É também nesta altura que começam os contactos com as principais relojoeiras suíças e é celebrada a parceria com a Rolex, tornando-se Torres uma espécie de sinónimo português da marca suíça – a qual, para comemorar o centenário da Torres, criou uma edição especial.

À loja da Rua do Ouro seguiu-se um espaço em Cascais onde um mecanismo rotativo permitia uma alteração automática das montras. Uma espécie de cartão-de-visita da nova liderança dos irmãos Ricardo e Paulo.

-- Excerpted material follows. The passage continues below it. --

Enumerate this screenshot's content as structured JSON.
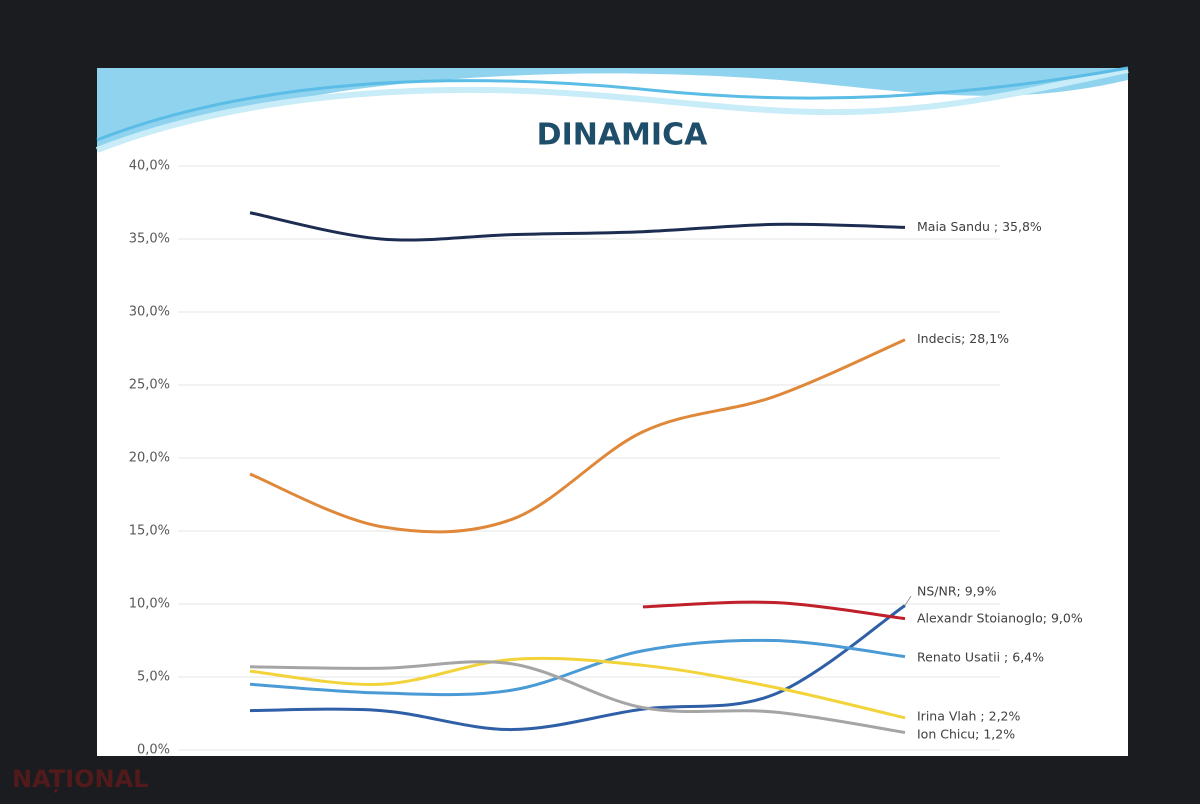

Actualmente, a empresa é dirigida pela 4.ª e 5.ª geração dos Torres, entre os quais João Carlos Torres e os seus filhos, Ricardo e Paulo; e Marta e José Pedro (filhos de Pedro Torres). Além de pertencerem à administração, Ricardo está à frente da nova loja da Avenida da Liberdade e Paulo gere a da Rua do Ouro; já Marta controla a Torres Distribuição e José Pedro dedica-se às novas tecnologias. O apelido que os une, une-os também em torno do negócio das jóias e dos relógios. E, espera Ricardo, continuará a unir as gerações futuras. “Estes anos de história dão-nos a responsabilidade de estimar o que temos para deixarmos para os próximos, tal como nos deixaram. Isto apesar de os tempos serem hoje muito diferentes. O meu bisavô teve o mesmo Mercedes cerca de 40 anos e almoçava com a minha bisavó na cave da loja. Acho que ele era capaz de achar esta nova loja um grande desperdício de espaço”.